Matthew's desire to communicate the ancient world to the public led him to try new and imaginative ways of doing so:

"I decided 3D construction would be the best way to illustrate the past - a digital model would allow one to move around, to take a roof off a building, to spin the camera around, and make changes as new evidence comes to light."

"I began by recreating the libraries of ancient Rome, and then had the mad idea to reconstruct the whole city of Rome! But my idea paid off after 10 years of hard work."

"My model of Rome is dated c. AD 315 and is rooted in evidence, ensuring as much accuracy as possible. The model contains thousands of buildings, including reconstructions of all the major monuments (such as the Colosseum, Palatine hill, and the Forum) as well as the many square miles of ordinary housing, tombs, and commercial buildings. The model aims to give a view of the entire city, from any angle, at any time of day."

"The research potential of the Virtual Rome model is enormous - it can be used, for example, to investigate questions of sight lines, illumination, and routes through the ancient city. It is also proving an invaluable teaching tool, and I use it on my undergraduate and postgraduate courses at Reading, as well as on field trips to Rome. I was thrilled when my model won the Guardian and Higher Education Academy National Teaching Excellence Award in 2014."

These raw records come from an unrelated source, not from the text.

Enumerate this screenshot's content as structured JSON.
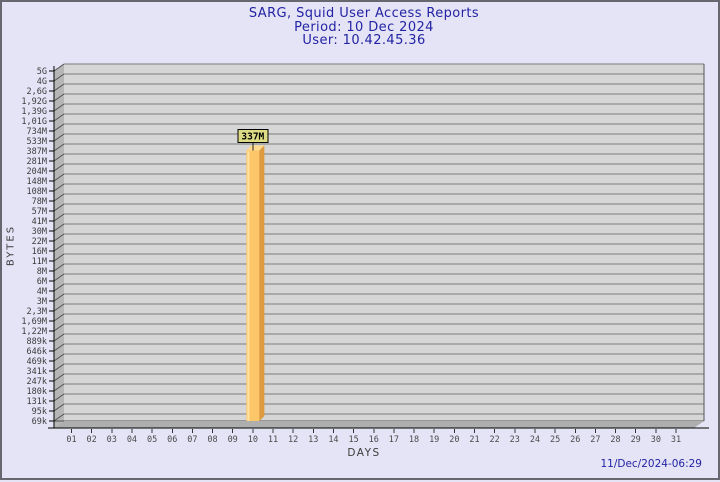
{
  "header": {
    "title": "SARG, Squid User Access Reports",
    "period": "Period: 10 Dec 2024",
    "user": "User: 10.42.45.36"
  },
  "footer": {
    "timestamp": "11/Dec/2024-06:29"
  },
  "chart_data": {
    "type": "bar",
    "title": "SARG, Squid User Access Reports",
    "subtitle_lines": [
      "Period: 10 Dec 2024",
      "User: 10.42.45.36"
    ],
    "xlabel": "DAYS",
    "ylabel": "BYTES",
    "grid": true,
    "legend": false,
    "scale": "log-like",
    "x_categories": [
      "01",
      "02",
      "03",
      "04",
      "05",
      "06",
      "07",
      "08",
      "09",
      "10",
      "11",
      "12",
      "13",
      "14",
      "15",
      "16",
      "17",
      "18",
      "19",
      "20",
      "21",
      "22",
      "23",
      "24",
      "25",
      "26",
      "27",
      "28",
      "29",
      "30",
      "31"
    ],
    "y_tick_labels": [
      "5G",
      "4G",
      "2,6G",
      "1,92G",
      "1,39G",
      "1,01G",
      "734M",
      "533M",
      "387M",
      "281M",
      "204M",
      "148M",
      "108M",
      "78M",
      "57M",
      "41M",
      "30M",
      "22M",
      "16M",
      "11M",
      "8M",
      "6M",
      "4M",
      "3M",
      "2,3M",
      "1,69M",
      "1,22M",
      "889k",
      "646k",
      "469k",
      "341k",
      "247k",
      "180k",
      "131k",
      "95k",
      "69k"
    ],
    "bars": [
      {
        "category": "10",
        "value_label": "337M"
      }
    ]
  },
  "colors": {
    "background": "#e4e4f6",
    "frame_border": "#67676f",
    "title_text": "#2323a4",
    "plot_wall": "#d6d6d6",
    "gridline": "#7c7c7c",
    "side_wall": "#b6b6b6",
    "floor": "#aeaeae",
    "axis": "#000000",
    "tick_text": "#3c3c3c",
    "bar_face": "#fdc769",
    "bar_highlight": "#ffe2a5",
    "bar_side": "#dd9a3f",
    "bar_top": "#ffd98e",
    "value_box_bg": "#dcdc84",
    "value_box_border": "#000000"
  }
}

Matthew worked with the University of Reading and FutureLearn to create a MOOC (Massive Open Online Course), with the aim of making Ancient Rome accessible to as many people as possible:

"The MOOC runs as a five week free public online course, designed to introduce people to Ancient Rome. Each week we look at a different category of building, and explore questions such as why was the city built here, and where did Romans worship their gods?"

"The course combines views of the 3D digital model with real-life film footage of contemporary Rome. I guide people through the ancient city and consider what evidence we can use to build up the picture of what we know. The course is designed to be informative, educational, but also fun and friendly."

"The course first ran in March 2017, with 13,000 participants from different countries around the world. This tremendous success has encouraged us to plan to run it 2-3 times a year. You can register your interest for the course now."


Matthew uses his research into the ancient world and digital technology to enhance his teaching:

"I am now creating a model of the local Roman town of Silchester with third-year undergraduate students. I teach my students how to use the 3D modelling software SketchUp, as well as critical approaches to the art of reconstruction, and the responsibility to the source material. Beginning the reconstruction of a city, based on historical fragments, is quite daunting - but it's also artistic, creative and a fun process."

"Working with students on this project is fascinating. I'm learning from their insights and thought processes, which in turn feeds into my own research and teaching."

"I don't compartmentalise my research and teaching - they are two sides of the same coin and it's exciting to see these two aspects of my work complementing each other."


Matthew's work on the Virtual Rome project has inspired him to go even further with his research:

"I'd like to extend my model of Rome to move through different eras, or create a model of another city such as Athens. But it's important to remember that Virtual Rome will never be finished - it constantly evolves as new evidence is discovered."

"I'm really delighted to have got this model to a stage where it's so useful to so many people, and I'm grateful to the University of Reading for their support."

"The work we do here makes a huge contribution to people's knowledge and understanding of the past, and I'm so glad the world can now join us on this journey of discovery."